Rezensionen

Eremit

Cover EremitDas erst zweite eigenständige Buchprojekt von Marijpol (i.e. Marie Pohl) ist reichlich finster geraten, hält es uns doch das gar nicht mal so unrealistische Schreckensszenario einer hoffnungslos überalterten Gesellschaft vor. Immerhin lässt uns die Künstlerin noch einen kleinen Lichtblick übrig: In einer Welt, in der es nahezu keine Kinder mehr gibt, soll man sich wenigstens aufs Sterben freuen dürfen. Der Tod ist in Eremit eine freiwillige, selbst wählbare Attraktion, die man in einer Art Reisebüro buchen kann. Egal ob am Strand, unter dem Meeresspiegel oder im Weltall; unter dem Motto „Zusammen schöner sterben” werden die letzten gemeinsamen Stunden eines Paares zur Erlebnisreise.

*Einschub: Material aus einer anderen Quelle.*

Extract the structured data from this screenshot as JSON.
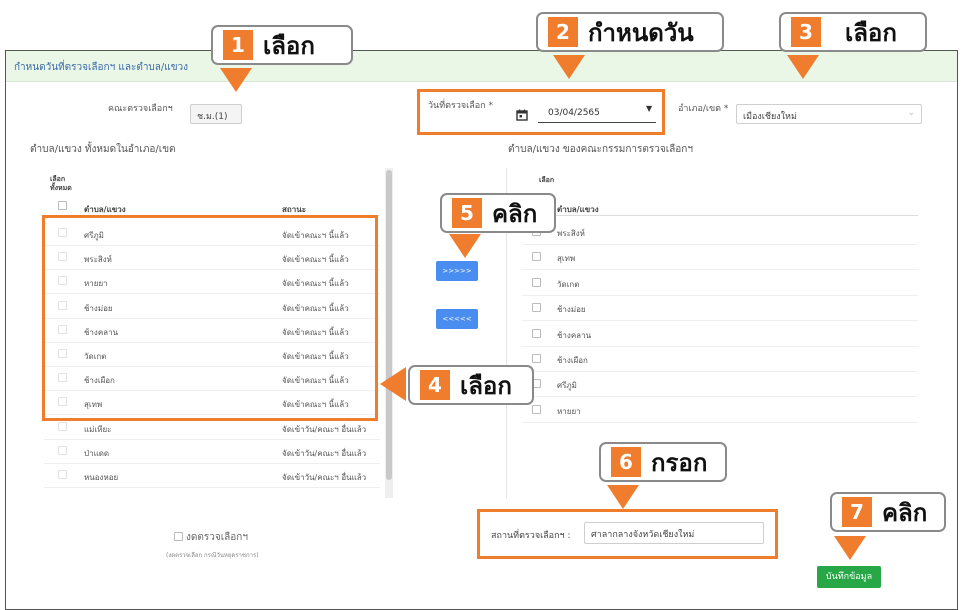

Während die Geburt kaum mehr eine Rolle spielt, ist das Thema Sterben wichtiger denn je. Aber ist es nicht verwerflich, dass der Freitod zum ertragreichen Geschäftsmodell verkommt? Dieser Frage begegnet der Comic eher zynisch, indem er die Selbstbestimmtheit des Einzelnen heraushebt und Kritik nur spärlich zulässt. Sinnbild des Zynismus ist der im Dschungel lebende Eremit, ein abgemagerter Außendienstmitarbeiter der Sterbebegleiteragentur mit alienartigem Kopf. Letzterer ist in zwei Hälften gespalten und wird notdürftig mit einem Gürtel zusammengehalten. Ein Umstand, der über die Dauer des gesamten Bandes eine zentrale Rolle einnimmt.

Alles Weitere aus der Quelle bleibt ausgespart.